Decentralized Anomaly Characterization Certificates in Cyber-Physical Power Electronics Based Power Systems
In IEEE Workshop on Control and Modeling for Power Electronics (COMPEL), 2021
Abstract
Modern power electronics based power systems with inclusion of information and communication technologies (ICT) have emerged to be cyber-physical systems, making it vulnerable to both cyber and physical anomalies. These systems on one hand are susceptible to grid/system faults, whereas on the other hand, ICT can easily be the potential target of the third-party adversaries.

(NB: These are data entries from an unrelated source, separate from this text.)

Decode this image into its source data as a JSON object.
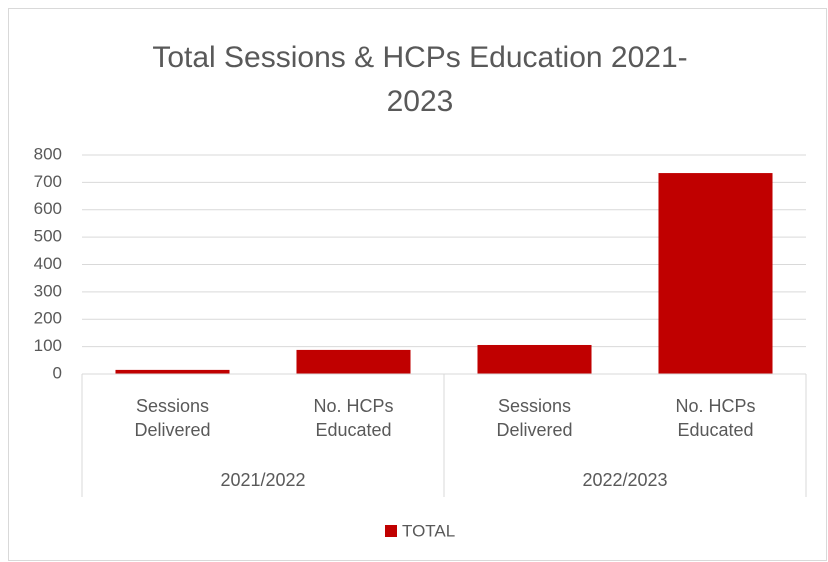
{
  "chart_data": {
    "type": "bar",
    "title": "Total Sessions & HCPs Education 2021-2023",
    "groups": [
      {
        "name": "2021/2022",
        "categories": [
          "Sessions Delivered",
          "No. HCPs Educated"
        ]
      },
      {
        "name": "2022/2023",
        "categories": [
          "Sessions Delivered",
          "No. HCPs Educated"
        ]
      }
    ],
    "series": [
      {
        "name": "TOTAL",
        "color": "#c00000",
        "values": [
          15,
          88,
          106,
          734
        ]
      }
    ],
    "ylim": [
      0,
      800
    ],
    "yticks": [
      0,
      100,
      200,
      300,
      400,
      500,
      600,
      700,
      800
    ],
    "grid": true,
    "legend": "bottom"
  }
}
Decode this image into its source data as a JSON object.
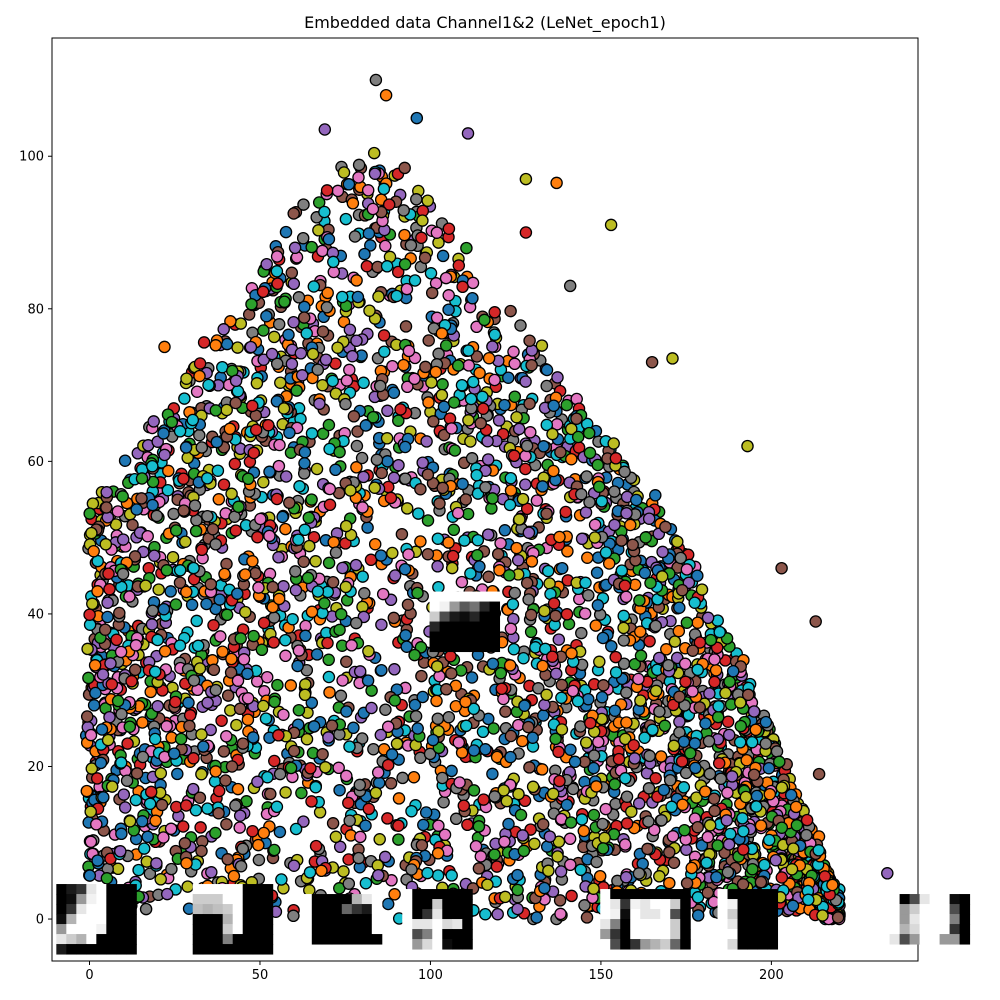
{
  "chart_data": {
    "type": "scatter",
    "title": "Embedded data Channel1&2 (LeNet_epoch1)",
    "xlabel": "",
    "ylabel": "",
    "xlim": [
      -11,
      243
    ],
    "ylim": [
      -5.5,
      115.5
    ],
    "x_ticks": [
      0,
      50,
      100,
      150,
      200
    ],
    "y_ticks": [
      0,
      20,
      40,
      60,
      80,
      100
    ],
    "grid": false,
    "legend": "none",
    "marker": "circle, black edge",
    "palette": [
      "#1f77b4",
      "#ff7f0e",
      "#2ca02c",
      "#d62728",
      "#9467bd",
      "#8c564b",
      "#e377c2",
      "#7f7f7f",
      "#bcbd22",
      "#17becf"
    ],
    "envelope": {
      "description": "dense triangular point cloud; upper boundary of the cloud at sample x positions",
      "x": [
        -1,
        0,
        10,
        20,
        30,
        40,
        50,
        60,
        70,
        80,
        90,
        100,
        110,
        120,
        130,
        140,
        150,
        160,
        170,
        180,
        190,
        200,
        210,
        220
      ],
      "y_max": [
        47,
        54,
        60,
        66,
        73,
        79,
        86,
        92,
        97,
        101,
        100,
        95,
        88,
        82,
        76,
        70,
        64,
        58,
        52,
        44,
        35,
        25,
        14,
        3
      ]
    },
    "outliers": [
      {
        "x": 84,
        "y": 110
      },
      {
        "x": 87,
        "y": 108
      },
      {
        "x": 96,
        "y": 105
      },
      {
        "x": 111,
        "y": 103
      },
      {
        "x": 69,
        "y": 103.5
      },
      {
        "x": 128,
        "y": 97
      },
      {
        "x": 137,
        "y": 96.5
      },
      {
        "x": 153,
        "y": 91
      },
      {
        "x": 165,
        "y": 73
      },
      {
        "x": 171,
        "y": 73.5
      },
      {
        "x": 193,
        "y": 62
      },
      {
        "x": 203,
        "y": 46
      },
      {
        "x": 213,
        "y": 39
      },
      {
        "x": 214,
        "y": 19
      },
      {
        "x": 234,
        "y": 6
      },
      {
        "x": 22,
        "y": 75
      },
      {
        "x": 141,
        "y": 83
      },
      {
        "x": 128,
        "y": 90
      }
    ],
    "thumbnails": [
      {
        "x": 110,
        "y": 39,
        "grid": [
          [
            1,
            1,
            1,
            1,
            1,
            1,
            1
          ],
          [
            1,
            0.95,
            0.6,
            0.35,
            0.45,
            0.15,
            0
          ],
          [
            0.8,
            0.3,
            0.1,
            0.05,
            0.15,
            0,
            0
          ],
          [
            0.15,
            0,
            0,
            0,
            0,
            0,
            0
          ],
          [
            0,
            0,
            0,
            0,
            0,
            0,
            0
          ],
          [
            0,
            0,
            0,
            0,
            0,
            0,
            0
          ]
        ]
      },
      {
        "x": 2,
        "y": 0,
        "grid": [
          [
            0,
            0.1,
            0.2,
            0.9,
            1,
            0,
            0,
            0
          ],
          [
            0,
            0.05,
            0.6,
            0.95,
            1,
            0,
            0,
            0
          ],
          [
            0,
            0.2,
            0.9,
            1,
            1,
            0,
            0,
            0
          ],
          [
            0.05,
            0.7,
            1,
            1,
            1,
            0,
            0,
            0
          ],
          [
            0.6,
            1,
            1,
            1,
            0.95,
            0,
            0,
            0
          ],
          [
            0.9,
            0.8,
            0.7,
            1,
            0,
            0,
            0,
            0
          ],
          [
            0.1,
            0,
            0,
            0,
            0,
            0,
            0,
            0
          ]
        ]
      },
      {
        "x": 42,
        "y": 0,
        "grid": [
          [
            1,
            1,
            1,
            1,
            1,
            0,
            0,
            0
          ],
          [
            0.8,
            0.8,
            0.8,
            1,
            1,
            0,
            0,
            0
          ],
          [
            0.75,
            0.7,
            0.75,
            0.8,
            1,
            0,
            0,
            0
          ],
          [
            0,
            0,
            0,
            0.7,
            1,
            0,
            0,
            0
          ],
          [
            0,
            0,
            0,
            0.8,
            1,
            0,
            0,
            0
          ],
          [
            0,
            0,
            0,
            0.5,
            0,
            0,
            0,
            0
          ],
          [
            0,
            0,
            0,
            0,
            0,
            0,
            0,
            0
          ]
        ]
      },
      {
        "x": 74,
        "y": 0,
        "grid": [
          [
            1,
            0,
            0,
            0,
            0,
            0.7,
            0.9,
            1
          ],
          [
            1,
            0,
            0,
            0,
            0.4,
            0.2,
            0.1,
            1
          ],
          [
            1,
            0,
            0,
            0,
            0,
            0,
            0,
            1
          ],
          [
            1,
            0,
            0,
            0,
            0,
            0,
            0,
            1
          ],
          [
            1,
            0,
            0,
            0,
            0,
            0,
            0,
            0
          ]
        ]
      },
      {
        "x": 102,
        "y": 0,
        "grid": [
          [
            1,
            0,
            0,
            0,
            0,
            0,
            0
          ],
          [
            1,
            0,
            0,
            0.8,
            0,
            0,
            0
          ],
          [
            1,
            0,
            0.2,
            0.9,
            0,
            0,
            0
          ],
          [
            1,
            0.9,
            0.9,
            1,
            0.85,
            0.9,
            0
          ],
          [
            1,
            0.3,
            0.5,
            1,
            0,
            0,
            0
          ],
          [
            1,
            0.6,
            0.85,
            1,
            0.05,
            0,
            0
          ]
        ]
      },
      {
        "x": 163,
        "y": 0,
        "grid": [
          [
            1,
            0,
            0,
            0,
            0,
            0,
            0,
            0,
            0
          ],
          [
            1,
            0.9,
            0.2,
            0.95,
            0.9,
            1,
            1,
            0.8,
            0
          ],
          [
            1,
            0.95,
            0.05,
            1,
            0.9,
            0.9,
            1,
            0.3,
            0
          ],
          [
            0.9,
            0.5,
            0,
            1,
            1,
            1,
            1,
            0.8,
            0
          ],
          [
            0.6,
            0.2,
            0,
            1,
            1,
            1,
            1,
            0.8,
            0
          ],
          [
            1,
            0.3,
            0,
            0.2,
            0.6,
            0.7,
            0.8,
            0.4,
            0
          ]
        ]
      },
      {
        "x": 193,
        "y": 0,
        "grid": [
          [
            1,
            0,
            0,
            0,
            0,
            0
          ],
          [
            1,
            0.95,
            0,
            0,
            0,
            0
          ],
          [
            1,
            0.8,
            0,
            0,
            0,
            0
          ],
          [
            1,
            0.9,
            0,
            0,
            0,
            0
          ],
          [
            1,
            1,
            0,
            0,
            0,
            0
          ],
          [
            1,
            0.85,
            0,
            0,
            0,
            0
          ]
        ]
      },
      {
        "x": 242,
        "y": 0,
        "grid": [
          [
            1,
            1,
            1,
            1,
            0,
            0.3,
            0.9,
            1,
            1,
            0.05,
            0
          ],
          [
            1,
            1,
            1,
            1,
            0.6,
            0.8,
            1,
            1,
            1,
            0.3,
            0
          ],
          [
            1,
            1,
            1,
            1,
            0.6,
            0.9,
            1,
            1,
            1,
            0.5,
            0
          ],
          [
            1,
            1,
            1,
            1,
            0.7,
            0.85,
            1,
            1,
            1,
            0.2,
            0
          ],
          [
            1,
            1,
            1,
            0.9,
            0.3,
            0.6,
            1,
            1,
            0.6,
            0.6,
            0
          ]
        ]
      }
    ]
  }
}
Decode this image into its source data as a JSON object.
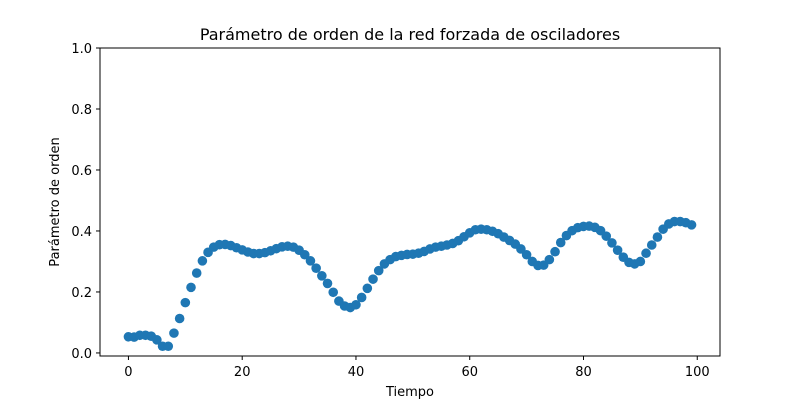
{
  "chart_data": {
    "type": "scatter",
    "title": "Parámetro de orden de la red forzada de osciladores",
    "xlabel": "Tiempo",
    "ylabel": "Parámetro de orden",
    "xlim": [
      -5,
      104
    ],
    "ylim": [
      -0.01,
      1.0
    ],
    "xticks": [
      0,
      20,
      40,
      60,
      80,
      100
    ],
    "xtick_labels": [
      "0",
      "20",
      "40",
      "60",
      "80",
      "100"
    ],
    "yticks": [
      0.0,
      0.2,
      0.4,
      0.6,
      0.8,
      1.0
    ],
    "ytick_labels": [
      "0.0",
      "0.2",
      "0.4",
      "0.6",
      "0.8",
      "1.0"
    ],
    "grid": false,
    "marker_color": "#1f77b4",
    "series": [
      {
        "x": [
          0,
          1,
          2,
          3,
          4,
          5,
          6,
          7,
          8,
          9,
          10,
          11,
          12,
          13,
          14,
          15,
          16,
          17,
          18,
          19,
          20,
          21,
          22,
          23,
          24,
          25,
          26,
          27,
          28,
          29,
          30,
          31,
          32,
          33,
          34,
          35,
          36,
          37,
          38,
          39,
          40,
          41,
          42,
          43,
          44,
          45,
          46,
          47,
          48,
          49,
          50,
          51,
          52,
          53,
          54,
          55,
          56,
          57,
          58,
          59,
          60,
          61,
          62,
          63,
          64,
          65,
          66,
          67,
          68,
          69,
          70,
          71,
          72,
          73,
          74,
          75,
          76,
          77,
          78,
          79,
          80,
          81,
          82,
          83,
          84,
          85,
          86,
          87,
          88,
          89,
          90,
          91,
          92,
          93,
          94,
          95,
          96,
          97,
          98,
          99
        ],
        "y": [
          0.053,
          0.052,
          0.058,
          0.058,
          0.055,
          0.043,
          0.022,
          0.022,
          0.065,
          0.113,
          0.165,
          0.215,
          0.262,
          0.302,
          0.33,
          0.347,
          0.355,
          0.356,
          0.352,
          0.345,
          0.338,
          0.331,
          0.326,
          0.326,
          0.329,
          0.335,
          0.342,
          0.348,
          0.35,
          0.347,
          0.337,
          0.322,
          0.302,
          0.278,
          0.253,
          0.228,
          0.199,
          0.17,
          0.154,
          0.149,
          0.158,
          0.182,
          0.212,
          0.242,
          0.27,
          0.292,
          0.306,
          0.316,
          0.32,
          0.323,
          0.324,
          0.327,
          0.333,
          0.341,
          0.347,
          0.35,
          0.354,
          0.359,
          0.368,
          0.381,
          0.394,
          0.404,
          0.406,
          0.404,
          0.399,
          0.391,
          0.38,
          0.369,
          0.357,
          0.341,
          0.322,
          0.3,
          0.287,
          0.288,
          0.306,
          0.332,
          0.362,
          0.385,
          0.401,
          0.411,
          0.415,
          0.416,
          0.412,
          0.401,
          0.383,
          0.361,
          0.337,
          0.314,
          0.297,
          0.292,
          0.3,
          0.327,
          0.354,
          0.38,
          0.406,
          0.423,
          0.431,
          0.431,
          0.427,
          0.42
        ]
      }
    ]
  }
}
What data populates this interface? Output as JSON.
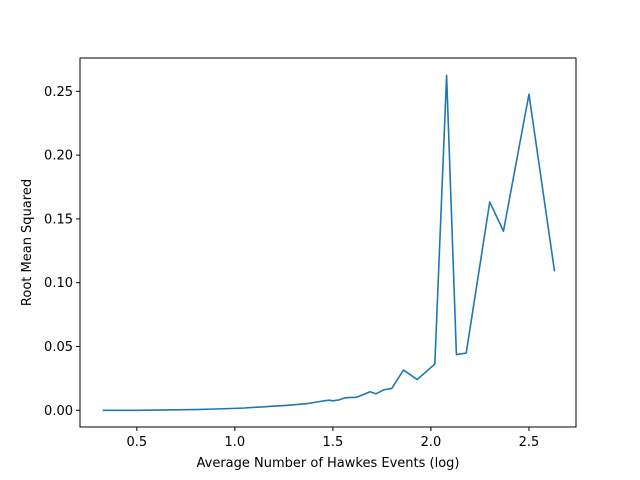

On top, the transient response of cyber-physical power electronics based power systems (PEPS) to the said critical disturbances is very fast, which becomes another challenge to distinguish them accurately within a short time frame. To address this challenge, this paper certifies cyber-physical anomalies using physics-informed empirical laws governed by mapping X-Y plane between locally measured frequency (f) and d-axis voltage (V d ) only, forming a decentralized approach. The anomaly characterization between physical and cyber faults is carried out by tracing the trajectory movement online in the aforementioned X-Y plane. Basically, the physics-informed laws determine the boundaries in this plane to segregate between grid faults and cyber attacks. This decentralized method is effective in classifying the anomalies only within 5 ms (with 20 samples/cycle in a 50 Hz system), which has been validated on modified CIGRE LV benchmark distribution network with real-time (RT) simulations in OPAL-RT environment with HYPERSIM software.